The model started with the counsellor listening to the client and demonstrating, through his reflections, that he had grasped how the client experienced the issue. (Of course, the client will often be a she, and most frequently a couple that is married or living together.) He then, with tentative suggestions, helped the client to make sense of this experience. The aim was to help the client to identify the essence of the difficulties and to understand with greater clarity what factors were at work. Perhaps the counsellor would spot patterns of behaviour or inconsistencies which needed examination. Sometimes the client might be invited to change his frame of reference – to that of his partner, for instance. Gradually the complex would resolve itself into basically simple issues – and frequently one key issue.
The next stage was to help the client to set objectives for change. Once again the counsellor might use his skills to help, but the objectives were not chosen by him. This was followed by looking to resources which might be needed to achieve these objectives. These would sometimes be by way of relevant information, sometimes by way of outside agencies who could assist, and sometimes by way of training. In this last regard it was often necessary to devote several hours to training a couple how to communicate with each other, perhaps for the first time.

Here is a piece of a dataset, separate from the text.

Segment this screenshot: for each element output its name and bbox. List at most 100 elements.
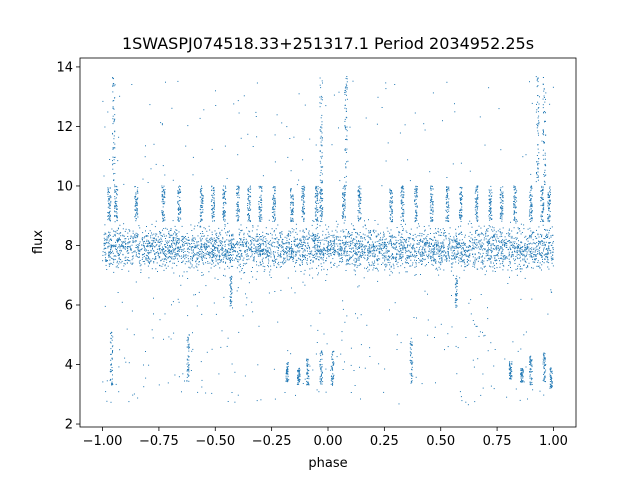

The next stage was to follow up progress, objective by objective. It was important to the client to have the step by step achievements acknowledged. And it was often necessary to revisit the earlier stages when difficulties arose.
As a counsellor I found this an inspiring process. I came to admire many of my clients who, despite the odds and the shaming admissions, were prepared to seek out help. I was learning virtue from them rather than them from me.
And I was left in no doubt that clients who, with some humility, were trying to find a better path, had instinctively a clear view of the moral law. The difference, perhaps, was that they had been given an opportunity to grasp it for themselves.
Naturally, I was often asked by curious Catholics about my success rate. This made me look at my own objectives. I decided that what counted as success was that the client left me with an enhanced freedom to make decisions according to a better-informed conscience. They may not have gone the whole way, but they should have gone as far as they were able at that time.
But, perhaps ironically, the client I remember best was not married at all. He had been leading a life of somewhat sordid immorality but he wanted to go to Communion at Easter. Yet he could not bring himself to confess to a priest. So he went through the whole story with me. I asked his permission to have the parish curate join us. The three of us went through the story again. The next day he went to the same priest for Confession. I do not know what he said, of course, but he received Communion that Easter Sunday. I don’t like trying to guess what the Holy Spirit may, or may not, have done but, on this occasion, I feel quite sure.